Found at bothellnaturalmedicine.com
“Come James, you call this tea?”
“I call this America John, but I didn’t call you in for criticism.”
When James heard his friend, part of a famous London detective team would be in LA, desperation compelled him to reach out. Now they were seated in the study of his 1920s mansion once owned by a silent movie star sipping a disappointing Darjeeling.
“My wife has been gone a month and the police are useless.”
“I see.” John noticed that James seemed distracted and kept glancing down. “Are you sure you’re alright?”
“It’s the damned pounding. It won’t go away, John.”
“James, I know you and Mary hadn’t been getting along. Are you sure she just didn’t run off?”
“No, it was foul play. I’m sure of it. Only you can help me, John. Only you can discover…” He stopped talking, picked up his cup and set it down again. He kept staring down at the throw rug and tugging at his ear.

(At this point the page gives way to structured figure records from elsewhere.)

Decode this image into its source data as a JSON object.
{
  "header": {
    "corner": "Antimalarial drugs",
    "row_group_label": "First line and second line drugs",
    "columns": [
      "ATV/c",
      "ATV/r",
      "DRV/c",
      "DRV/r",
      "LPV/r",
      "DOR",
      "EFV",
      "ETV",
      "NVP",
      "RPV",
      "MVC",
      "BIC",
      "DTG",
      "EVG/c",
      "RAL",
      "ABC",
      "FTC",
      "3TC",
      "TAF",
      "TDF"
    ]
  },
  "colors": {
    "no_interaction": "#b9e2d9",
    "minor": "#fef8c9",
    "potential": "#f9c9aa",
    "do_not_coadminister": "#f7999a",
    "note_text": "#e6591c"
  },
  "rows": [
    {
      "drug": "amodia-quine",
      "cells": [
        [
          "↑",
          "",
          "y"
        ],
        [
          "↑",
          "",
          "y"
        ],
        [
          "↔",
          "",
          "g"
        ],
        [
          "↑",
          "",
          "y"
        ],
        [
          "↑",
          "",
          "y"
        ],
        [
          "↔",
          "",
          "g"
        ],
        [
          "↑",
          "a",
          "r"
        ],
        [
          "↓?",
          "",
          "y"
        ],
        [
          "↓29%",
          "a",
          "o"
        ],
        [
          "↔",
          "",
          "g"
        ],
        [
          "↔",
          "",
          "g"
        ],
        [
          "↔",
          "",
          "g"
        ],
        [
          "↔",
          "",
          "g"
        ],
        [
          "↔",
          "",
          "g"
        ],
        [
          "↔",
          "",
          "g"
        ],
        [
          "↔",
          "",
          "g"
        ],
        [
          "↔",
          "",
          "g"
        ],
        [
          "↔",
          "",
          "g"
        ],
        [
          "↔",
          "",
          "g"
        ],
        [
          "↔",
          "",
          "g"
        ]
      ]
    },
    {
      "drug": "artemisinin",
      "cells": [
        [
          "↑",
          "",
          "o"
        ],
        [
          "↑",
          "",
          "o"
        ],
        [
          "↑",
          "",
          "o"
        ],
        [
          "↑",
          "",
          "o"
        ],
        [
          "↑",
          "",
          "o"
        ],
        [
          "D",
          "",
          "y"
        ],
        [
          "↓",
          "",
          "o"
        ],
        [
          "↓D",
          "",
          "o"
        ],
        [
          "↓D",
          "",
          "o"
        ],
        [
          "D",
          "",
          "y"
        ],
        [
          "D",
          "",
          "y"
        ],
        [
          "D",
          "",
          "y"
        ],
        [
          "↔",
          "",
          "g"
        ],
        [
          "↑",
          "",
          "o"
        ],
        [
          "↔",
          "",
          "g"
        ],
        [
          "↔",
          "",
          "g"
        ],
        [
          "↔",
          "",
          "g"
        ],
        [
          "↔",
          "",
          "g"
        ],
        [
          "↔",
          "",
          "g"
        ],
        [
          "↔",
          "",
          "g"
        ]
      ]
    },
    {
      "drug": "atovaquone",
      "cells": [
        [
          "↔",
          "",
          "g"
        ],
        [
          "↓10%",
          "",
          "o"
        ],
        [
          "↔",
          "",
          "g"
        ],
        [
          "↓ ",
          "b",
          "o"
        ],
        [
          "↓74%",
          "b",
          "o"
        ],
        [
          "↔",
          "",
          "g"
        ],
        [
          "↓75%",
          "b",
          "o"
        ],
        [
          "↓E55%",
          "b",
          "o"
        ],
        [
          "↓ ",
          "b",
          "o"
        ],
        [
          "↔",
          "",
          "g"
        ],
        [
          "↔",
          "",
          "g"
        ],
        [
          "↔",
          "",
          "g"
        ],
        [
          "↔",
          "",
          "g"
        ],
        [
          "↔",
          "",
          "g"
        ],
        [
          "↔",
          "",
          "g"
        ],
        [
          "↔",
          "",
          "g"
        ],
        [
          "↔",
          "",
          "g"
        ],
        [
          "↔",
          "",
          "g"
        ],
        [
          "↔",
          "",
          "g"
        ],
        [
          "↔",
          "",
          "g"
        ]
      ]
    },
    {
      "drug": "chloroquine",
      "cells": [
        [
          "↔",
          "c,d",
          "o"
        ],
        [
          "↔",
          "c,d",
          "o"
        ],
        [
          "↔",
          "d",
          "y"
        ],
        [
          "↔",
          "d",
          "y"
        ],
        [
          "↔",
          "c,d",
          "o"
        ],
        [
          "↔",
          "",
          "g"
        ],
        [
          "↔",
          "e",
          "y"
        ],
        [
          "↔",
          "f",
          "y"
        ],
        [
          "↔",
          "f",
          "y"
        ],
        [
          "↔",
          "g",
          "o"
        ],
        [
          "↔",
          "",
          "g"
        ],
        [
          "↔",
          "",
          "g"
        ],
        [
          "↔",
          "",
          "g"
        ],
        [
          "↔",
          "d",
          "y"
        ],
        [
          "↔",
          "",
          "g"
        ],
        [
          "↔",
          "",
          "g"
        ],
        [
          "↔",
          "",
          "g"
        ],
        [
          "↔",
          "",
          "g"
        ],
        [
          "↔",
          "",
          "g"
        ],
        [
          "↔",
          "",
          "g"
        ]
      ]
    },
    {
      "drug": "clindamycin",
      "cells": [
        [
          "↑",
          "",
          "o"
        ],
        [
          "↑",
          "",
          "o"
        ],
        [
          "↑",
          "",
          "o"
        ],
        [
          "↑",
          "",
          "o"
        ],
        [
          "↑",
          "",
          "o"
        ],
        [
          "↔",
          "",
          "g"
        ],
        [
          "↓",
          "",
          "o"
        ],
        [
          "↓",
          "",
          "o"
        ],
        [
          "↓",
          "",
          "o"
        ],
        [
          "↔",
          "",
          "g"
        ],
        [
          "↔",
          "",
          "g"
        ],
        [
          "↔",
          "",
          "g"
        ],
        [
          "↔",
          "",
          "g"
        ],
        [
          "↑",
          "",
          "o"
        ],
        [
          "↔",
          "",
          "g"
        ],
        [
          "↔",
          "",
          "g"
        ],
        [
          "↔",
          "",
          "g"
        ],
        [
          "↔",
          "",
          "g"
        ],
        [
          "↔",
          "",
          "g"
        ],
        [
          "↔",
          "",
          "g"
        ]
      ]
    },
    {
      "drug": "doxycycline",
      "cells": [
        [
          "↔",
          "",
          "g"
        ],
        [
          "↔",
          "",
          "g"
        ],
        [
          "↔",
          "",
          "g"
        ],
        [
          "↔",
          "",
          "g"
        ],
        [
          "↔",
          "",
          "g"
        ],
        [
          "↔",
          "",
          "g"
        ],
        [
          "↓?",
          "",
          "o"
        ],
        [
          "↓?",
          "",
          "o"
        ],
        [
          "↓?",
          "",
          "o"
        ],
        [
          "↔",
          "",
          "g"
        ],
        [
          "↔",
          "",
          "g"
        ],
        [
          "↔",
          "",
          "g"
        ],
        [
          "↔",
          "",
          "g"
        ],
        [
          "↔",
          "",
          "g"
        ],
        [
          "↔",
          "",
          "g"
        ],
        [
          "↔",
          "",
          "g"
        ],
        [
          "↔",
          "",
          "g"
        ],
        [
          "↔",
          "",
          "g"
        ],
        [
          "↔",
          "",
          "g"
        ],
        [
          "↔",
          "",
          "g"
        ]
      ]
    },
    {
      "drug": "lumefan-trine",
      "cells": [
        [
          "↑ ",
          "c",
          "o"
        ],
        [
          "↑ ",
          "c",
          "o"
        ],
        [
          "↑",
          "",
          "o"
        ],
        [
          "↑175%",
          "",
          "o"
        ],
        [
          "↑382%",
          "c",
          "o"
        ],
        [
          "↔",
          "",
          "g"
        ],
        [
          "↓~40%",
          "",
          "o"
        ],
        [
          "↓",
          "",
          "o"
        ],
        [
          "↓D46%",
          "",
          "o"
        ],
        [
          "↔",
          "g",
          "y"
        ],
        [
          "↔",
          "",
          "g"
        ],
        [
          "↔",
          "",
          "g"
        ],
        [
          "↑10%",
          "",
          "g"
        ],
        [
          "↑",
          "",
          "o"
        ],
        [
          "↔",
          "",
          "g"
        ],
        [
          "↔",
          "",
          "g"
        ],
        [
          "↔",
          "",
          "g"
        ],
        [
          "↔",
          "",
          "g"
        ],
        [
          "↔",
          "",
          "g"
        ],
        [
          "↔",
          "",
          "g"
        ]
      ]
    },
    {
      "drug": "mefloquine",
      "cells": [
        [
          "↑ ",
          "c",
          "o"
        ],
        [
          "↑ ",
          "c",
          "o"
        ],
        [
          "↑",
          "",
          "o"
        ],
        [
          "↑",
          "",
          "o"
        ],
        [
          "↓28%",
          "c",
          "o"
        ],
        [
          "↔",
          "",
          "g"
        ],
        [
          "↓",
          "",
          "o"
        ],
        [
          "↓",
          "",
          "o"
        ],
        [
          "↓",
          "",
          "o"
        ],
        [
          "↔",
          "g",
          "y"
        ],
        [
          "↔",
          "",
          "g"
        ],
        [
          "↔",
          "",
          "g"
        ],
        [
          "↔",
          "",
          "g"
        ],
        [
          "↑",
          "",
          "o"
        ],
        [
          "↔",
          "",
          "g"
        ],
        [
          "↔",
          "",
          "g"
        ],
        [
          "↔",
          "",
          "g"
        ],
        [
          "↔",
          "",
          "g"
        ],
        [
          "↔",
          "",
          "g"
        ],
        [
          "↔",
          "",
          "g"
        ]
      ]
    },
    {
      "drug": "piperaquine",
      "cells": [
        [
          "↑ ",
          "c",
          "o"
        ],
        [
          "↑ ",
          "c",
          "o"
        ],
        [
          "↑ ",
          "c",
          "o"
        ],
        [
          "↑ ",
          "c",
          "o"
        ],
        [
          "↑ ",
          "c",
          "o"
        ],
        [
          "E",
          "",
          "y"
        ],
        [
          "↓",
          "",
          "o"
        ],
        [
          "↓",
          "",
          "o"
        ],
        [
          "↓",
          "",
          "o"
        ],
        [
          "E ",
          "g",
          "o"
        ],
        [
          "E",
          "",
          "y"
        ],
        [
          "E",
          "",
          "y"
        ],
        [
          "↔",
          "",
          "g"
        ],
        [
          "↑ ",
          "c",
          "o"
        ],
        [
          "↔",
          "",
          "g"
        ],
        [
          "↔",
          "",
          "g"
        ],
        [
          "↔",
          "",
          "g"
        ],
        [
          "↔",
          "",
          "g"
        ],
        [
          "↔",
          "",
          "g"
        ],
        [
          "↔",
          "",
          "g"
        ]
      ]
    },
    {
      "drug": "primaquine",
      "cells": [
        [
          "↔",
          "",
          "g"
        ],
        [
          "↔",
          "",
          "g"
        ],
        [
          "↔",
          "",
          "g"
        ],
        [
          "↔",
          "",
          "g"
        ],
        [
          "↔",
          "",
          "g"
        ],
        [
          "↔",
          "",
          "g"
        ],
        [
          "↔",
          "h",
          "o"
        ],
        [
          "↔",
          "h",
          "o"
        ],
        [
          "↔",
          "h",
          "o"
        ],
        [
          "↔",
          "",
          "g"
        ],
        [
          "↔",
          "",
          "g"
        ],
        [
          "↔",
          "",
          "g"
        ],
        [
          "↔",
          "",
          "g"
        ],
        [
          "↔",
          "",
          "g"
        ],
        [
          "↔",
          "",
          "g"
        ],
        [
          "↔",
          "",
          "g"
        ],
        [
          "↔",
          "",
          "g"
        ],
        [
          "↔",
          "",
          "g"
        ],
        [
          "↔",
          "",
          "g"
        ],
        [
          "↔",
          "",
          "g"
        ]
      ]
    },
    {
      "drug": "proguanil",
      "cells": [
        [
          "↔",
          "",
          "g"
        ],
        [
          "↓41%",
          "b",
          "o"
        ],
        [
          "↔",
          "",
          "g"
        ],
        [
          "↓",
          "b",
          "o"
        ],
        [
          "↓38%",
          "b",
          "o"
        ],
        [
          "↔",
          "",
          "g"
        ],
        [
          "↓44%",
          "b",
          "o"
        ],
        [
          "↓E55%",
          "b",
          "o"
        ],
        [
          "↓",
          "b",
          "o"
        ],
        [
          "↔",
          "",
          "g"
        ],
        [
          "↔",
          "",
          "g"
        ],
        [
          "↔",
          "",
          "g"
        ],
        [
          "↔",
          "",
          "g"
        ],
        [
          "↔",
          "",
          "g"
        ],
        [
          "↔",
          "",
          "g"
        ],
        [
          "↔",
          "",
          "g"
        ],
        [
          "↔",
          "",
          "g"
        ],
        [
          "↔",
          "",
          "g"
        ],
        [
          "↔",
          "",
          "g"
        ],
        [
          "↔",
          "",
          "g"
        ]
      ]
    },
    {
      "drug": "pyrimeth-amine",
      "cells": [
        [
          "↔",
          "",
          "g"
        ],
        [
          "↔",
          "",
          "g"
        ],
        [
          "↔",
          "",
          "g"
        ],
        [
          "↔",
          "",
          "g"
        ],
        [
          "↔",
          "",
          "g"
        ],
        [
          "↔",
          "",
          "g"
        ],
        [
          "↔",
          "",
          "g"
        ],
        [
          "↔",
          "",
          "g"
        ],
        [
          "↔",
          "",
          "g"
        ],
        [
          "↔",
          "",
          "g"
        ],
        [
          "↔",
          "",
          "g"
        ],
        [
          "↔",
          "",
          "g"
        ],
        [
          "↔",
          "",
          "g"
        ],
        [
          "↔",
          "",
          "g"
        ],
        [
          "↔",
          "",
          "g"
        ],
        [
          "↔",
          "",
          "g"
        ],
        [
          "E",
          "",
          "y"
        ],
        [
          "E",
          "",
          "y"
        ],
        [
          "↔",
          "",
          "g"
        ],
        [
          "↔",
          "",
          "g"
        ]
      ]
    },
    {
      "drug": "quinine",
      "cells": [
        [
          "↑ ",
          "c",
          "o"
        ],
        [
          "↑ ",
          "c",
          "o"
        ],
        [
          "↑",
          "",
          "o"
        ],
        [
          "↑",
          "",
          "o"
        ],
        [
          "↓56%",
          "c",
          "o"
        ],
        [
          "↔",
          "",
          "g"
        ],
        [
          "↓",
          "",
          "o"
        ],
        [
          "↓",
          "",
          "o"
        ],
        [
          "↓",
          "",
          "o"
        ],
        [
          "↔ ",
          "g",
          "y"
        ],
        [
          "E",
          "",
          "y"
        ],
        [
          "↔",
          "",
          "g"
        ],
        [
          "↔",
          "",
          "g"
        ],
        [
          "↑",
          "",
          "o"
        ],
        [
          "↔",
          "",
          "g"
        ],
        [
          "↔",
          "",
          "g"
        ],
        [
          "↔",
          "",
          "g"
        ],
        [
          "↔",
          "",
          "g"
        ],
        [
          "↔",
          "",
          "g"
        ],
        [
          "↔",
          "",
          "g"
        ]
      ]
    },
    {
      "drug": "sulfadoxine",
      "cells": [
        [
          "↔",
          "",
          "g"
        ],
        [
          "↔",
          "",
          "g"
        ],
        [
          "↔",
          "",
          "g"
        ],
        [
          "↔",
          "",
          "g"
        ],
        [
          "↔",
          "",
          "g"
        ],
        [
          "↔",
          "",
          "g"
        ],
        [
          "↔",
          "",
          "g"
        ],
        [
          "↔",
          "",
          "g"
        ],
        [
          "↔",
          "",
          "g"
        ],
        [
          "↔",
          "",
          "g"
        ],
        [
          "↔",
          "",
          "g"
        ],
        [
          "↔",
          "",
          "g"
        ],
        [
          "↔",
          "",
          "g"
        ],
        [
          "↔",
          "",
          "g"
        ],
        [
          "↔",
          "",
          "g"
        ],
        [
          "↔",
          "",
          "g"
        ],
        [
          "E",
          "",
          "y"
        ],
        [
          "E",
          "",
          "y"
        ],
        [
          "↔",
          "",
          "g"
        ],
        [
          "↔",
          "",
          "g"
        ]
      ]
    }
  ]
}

“I agree, James. I know where Mary went now. She never left. Why don’t you lift up the rug and show me how you buried her body under the floorboards.”
“Then you can hear her heartbeat too.”
I wrote this for the Weekend Writing Prompt #40 – Afternoon Tea challenge hosted by Sammi Cox. For prose work, the idea is to use the phrase “Afternoon Tea” to craft a mystery-themed story solved over afternoon tea that is no more than 200 words long. My word count is 200.
First of all, I cry foul, because it’s almost impossible to create a credible mystery including clues in a mere 200 words. But since that’s all I had to work with, I felt forced to “borrow” a pre-existing mystery, in this case Edgar Allan Poe’s The Tell-Tale Heart. I remember having to study this story in Junior High and it totally freaked me out.
I also “borrowed” John Watson as played by actor Martin Freeman in the BBC television series Sherlock which I thoroughly enjoy.
Hopefully you got how my character James murdered his wife Mary and then deposited the corpse under the wooden floorboards of his study in his 1920s spanish mansion in Los Angeles (probably something that looks like this). However guilt makes him continually look back at that section of the floor and has him imagine he can still hear Mary’s heartbeat. John, being no slouch, quickly figures out that James wants John to solve the mystery (it had to be quickly since again…200 words).
This being America, we don’t tend to value our afternoon tea as they do in London.